Устроенную в виде крутой пирамиды – чему способствовали далеко вверх застриженные виски – физиономию майора наискось перехватывало гримасою; и сочувствовала ему жена Алина, которую Титаренко лет пять тому назад весело, величая сестричкою, приболтална быстрое в-стояка– с упором на теплую стенку сеней ее наследственного, в три комнаты с верандою, дома; дома при грушевом дереве сорта Осенняя Деканка и кустах красной голландской смородины: всего-то в полуверсте от прежде знаменитого, цвета небеленого полотна, городского тюремного замка на вершине холма, зовомого Холодною Горою.

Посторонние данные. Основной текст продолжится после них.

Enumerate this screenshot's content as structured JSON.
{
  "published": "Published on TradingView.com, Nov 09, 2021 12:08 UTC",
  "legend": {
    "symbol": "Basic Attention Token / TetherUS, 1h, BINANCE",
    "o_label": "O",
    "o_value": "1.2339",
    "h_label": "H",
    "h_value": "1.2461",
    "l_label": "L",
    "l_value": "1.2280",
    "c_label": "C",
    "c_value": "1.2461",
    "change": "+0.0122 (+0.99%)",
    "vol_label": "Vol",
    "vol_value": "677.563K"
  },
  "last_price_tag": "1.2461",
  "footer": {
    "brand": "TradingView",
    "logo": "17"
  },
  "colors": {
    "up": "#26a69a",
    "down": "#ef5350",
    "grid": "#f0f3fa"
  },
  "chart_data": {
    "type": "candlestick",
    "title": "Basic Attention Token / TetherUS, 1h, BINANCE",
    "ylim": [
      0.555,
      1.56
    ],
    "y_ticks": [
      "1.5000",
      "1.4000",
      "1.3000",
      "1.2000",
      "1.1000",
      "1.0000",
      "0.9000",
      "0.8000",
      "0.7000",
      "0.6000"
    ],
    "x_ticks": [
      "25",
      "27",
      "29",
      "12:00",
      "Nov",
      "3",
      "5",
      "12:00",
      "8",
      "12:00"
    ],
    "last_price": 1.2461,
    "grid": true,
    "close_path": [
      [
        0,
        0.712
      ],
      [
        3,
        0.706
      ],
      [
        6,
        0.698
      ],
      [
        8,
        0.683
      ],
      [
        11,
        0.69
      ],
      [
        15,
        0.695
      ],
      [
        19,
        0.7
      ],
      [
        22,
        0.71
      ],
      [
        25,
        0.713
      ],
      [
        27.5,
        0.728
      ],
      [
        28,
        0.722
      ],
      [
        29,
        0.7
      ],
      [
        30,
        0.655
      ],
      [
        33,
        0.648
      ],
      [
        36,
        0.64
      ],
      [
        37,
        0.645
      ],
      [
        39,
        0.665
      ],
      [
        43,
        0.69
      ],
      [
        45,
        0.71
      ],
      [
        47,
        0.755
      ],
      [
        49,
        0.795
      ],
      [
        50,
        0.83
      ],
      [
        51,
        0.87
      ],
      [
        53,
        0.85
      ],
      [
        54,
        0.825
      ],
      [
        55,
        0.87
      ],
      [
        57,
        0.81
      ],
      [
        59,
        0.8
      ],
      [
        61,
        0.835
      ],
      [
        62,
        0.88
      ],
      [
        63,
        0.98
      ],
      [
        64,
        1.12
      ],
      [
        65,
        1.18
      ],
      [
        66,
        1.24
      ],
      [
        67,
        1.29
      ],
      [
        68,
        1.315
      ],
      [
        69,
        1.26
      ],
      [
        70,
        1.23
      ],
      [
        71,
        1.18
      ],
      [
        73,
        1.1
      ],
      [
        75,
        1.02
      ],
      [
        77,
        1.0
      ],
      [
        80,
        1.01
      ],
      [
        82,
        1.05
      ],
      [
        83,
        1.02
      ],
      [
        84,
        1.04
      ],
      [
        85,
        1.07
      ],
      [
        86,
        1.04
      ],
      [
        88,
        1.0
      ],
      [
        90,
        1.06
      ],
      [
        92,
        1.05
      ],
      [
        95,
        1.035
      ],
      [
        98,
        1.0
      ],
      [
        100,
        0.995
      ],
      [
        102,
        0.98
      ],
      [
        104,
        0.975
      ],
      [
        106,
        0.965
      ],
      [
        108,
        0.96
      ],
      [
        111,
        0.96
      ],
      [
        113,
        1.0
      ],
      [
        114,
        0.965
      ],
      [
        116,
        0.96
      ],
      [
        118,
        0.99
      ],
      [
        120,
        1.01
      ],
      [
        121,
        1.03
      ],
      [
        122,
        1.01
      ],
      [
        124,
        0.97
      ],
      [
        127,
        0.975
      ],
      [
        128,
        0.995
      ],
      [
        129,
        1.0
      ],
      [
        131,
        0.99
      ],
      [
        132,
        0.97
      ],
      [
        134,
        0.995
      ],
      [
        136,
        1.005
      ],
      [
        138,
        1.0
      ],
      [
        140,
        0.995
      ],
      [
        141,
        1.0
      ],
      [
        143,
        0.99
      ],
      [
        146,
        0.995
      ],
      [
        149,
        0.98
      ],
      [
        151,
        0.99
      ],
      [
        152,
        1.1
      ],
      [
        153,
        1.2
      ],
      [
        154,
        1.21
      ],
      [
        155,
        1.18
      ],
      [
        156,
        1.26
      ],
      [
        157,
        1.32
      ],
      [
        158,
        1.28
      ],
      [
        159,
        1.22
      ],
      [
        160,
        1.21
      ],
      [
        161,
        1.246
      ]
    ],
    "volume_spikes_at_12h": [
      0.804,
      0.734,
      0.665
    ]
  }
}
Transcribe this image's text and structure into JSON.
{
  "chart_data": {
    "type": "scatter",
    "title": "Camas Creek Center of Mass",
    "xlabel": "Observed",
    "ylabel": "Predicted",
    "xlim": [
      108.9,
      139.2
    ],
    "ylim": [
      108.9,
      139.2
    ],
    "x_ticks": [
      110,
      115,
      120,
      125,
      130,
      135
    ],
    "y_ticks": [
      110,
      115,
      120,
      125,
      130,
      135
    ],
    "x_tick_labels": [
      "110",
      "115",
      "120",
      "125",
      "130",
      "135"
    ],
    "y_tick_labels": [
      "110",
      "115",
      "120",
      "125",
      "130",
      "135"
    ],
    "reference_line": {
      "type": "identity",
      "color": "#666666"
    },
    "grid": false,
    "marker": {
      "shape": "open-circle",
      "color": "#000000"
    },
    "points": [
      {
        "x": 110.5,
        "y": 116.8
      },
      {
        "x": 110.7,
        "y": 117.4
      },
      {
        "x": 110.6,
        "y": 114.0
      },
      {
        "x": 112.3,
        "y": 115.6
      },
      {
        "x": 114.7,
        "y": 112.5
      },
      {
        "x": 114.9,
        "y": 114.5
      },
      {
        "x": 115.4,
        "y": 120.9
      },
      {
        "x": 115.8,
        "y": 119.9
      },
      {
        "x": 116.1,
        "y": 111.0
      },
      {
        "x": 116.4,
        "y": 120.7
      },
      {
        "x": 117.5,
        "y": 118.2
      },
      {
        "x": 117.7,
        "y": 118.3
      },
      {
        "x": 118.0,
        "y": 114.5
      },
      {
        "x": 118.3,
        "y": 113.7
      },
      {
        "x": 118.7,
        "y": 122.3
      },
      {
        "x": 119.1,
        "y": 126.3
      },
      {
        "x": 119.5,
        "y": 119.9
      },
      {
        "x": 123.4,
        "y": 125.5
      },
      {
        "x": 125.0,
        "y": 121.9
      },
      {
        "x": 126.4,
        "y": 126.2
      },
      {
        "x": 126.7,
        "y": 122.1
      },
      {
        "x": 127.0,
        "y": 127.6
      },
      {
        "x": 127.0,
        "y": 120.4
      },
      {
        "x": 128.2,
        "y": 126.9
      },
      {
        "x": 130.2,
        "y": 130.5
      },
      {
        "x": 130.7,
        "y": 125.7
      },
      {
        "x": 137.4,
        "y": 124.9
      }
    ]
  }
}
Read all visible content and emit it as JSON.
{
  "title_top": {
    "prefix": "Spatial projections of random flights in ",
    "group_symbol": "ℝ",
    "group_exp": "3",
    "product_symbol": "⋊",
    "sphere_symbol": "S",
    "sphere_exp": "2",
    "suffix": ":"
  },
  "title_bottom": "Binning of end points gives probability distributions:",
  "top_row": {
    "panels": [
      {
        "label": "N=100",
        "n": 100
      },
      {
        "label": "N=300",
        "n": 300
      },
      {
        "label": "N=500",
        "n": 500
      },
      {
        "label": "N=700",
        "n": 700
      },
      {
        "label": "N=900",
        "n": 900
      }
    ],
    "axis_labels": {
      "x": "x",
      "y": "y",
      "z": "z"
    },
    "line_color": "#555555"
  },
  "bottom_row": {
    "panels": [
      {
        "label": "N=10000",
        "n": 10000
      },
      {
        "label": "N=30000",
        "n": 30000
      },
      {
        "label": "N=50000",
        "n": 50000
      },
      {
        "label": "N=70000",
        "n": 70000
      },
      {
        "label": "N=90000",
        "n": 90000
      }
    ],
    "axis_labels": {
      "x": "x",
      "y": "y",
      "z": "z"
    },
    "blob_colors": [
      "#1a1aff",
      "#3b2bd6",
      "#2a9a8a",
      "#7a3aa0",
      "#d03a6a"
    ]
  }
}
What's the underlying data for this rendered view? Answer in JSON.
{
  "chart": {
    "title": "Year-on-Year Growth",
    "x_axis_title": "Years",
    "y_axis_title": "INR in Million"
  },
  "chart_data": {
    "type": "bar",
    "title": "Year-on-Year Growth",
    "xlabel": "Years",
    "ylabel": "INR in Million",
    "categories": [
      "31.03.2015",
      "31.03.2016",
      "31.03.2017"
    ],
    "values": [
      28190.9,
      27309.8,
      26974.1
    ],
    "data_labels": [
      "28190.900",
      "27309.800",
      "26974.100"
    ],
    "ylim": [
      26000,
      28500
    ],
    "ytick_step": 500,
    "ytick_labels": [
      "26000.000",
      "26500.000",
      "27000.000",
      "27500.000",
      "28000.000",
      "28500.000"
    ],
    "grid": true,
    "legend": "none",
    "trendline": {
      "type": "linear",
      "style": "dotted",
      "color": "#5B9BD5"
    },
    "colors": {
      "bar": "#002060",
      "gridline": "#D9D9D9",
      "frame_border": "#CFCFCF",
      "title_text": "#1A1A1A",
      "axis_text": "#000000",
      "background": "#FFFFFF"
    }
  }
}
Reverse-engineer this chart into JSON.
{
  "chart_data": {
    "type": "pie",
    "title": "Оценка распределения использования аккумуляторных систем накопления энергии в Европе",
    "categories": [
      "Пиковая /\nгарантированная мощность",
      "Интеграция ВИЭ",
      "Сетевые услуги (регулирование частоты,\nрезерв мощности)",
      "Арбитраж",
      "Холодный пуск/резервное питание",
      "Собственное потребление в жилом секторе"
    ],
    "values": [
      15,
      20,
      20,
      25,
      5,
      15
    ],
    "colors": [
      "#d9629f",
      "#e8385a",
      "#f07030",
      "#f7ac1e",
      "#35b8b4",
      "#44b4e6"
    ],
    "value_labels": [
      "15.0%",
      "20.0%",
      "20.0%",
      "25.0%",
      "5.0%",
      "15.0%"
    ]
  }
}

Но выпили ничего; и хоть что-то настойчиво просилось в титаренковский сон, вкрадчиво скреблось под дверью, за которою, на полу пустой, без какой бы то ни было мебели, комнаты, с висящею на шнуре огромною лампою без абажура, сидел, снясь себе самому, следователь Александр Иванович – ночь миновала благополучно, выгороженная ягодными черенками из области беспокойства.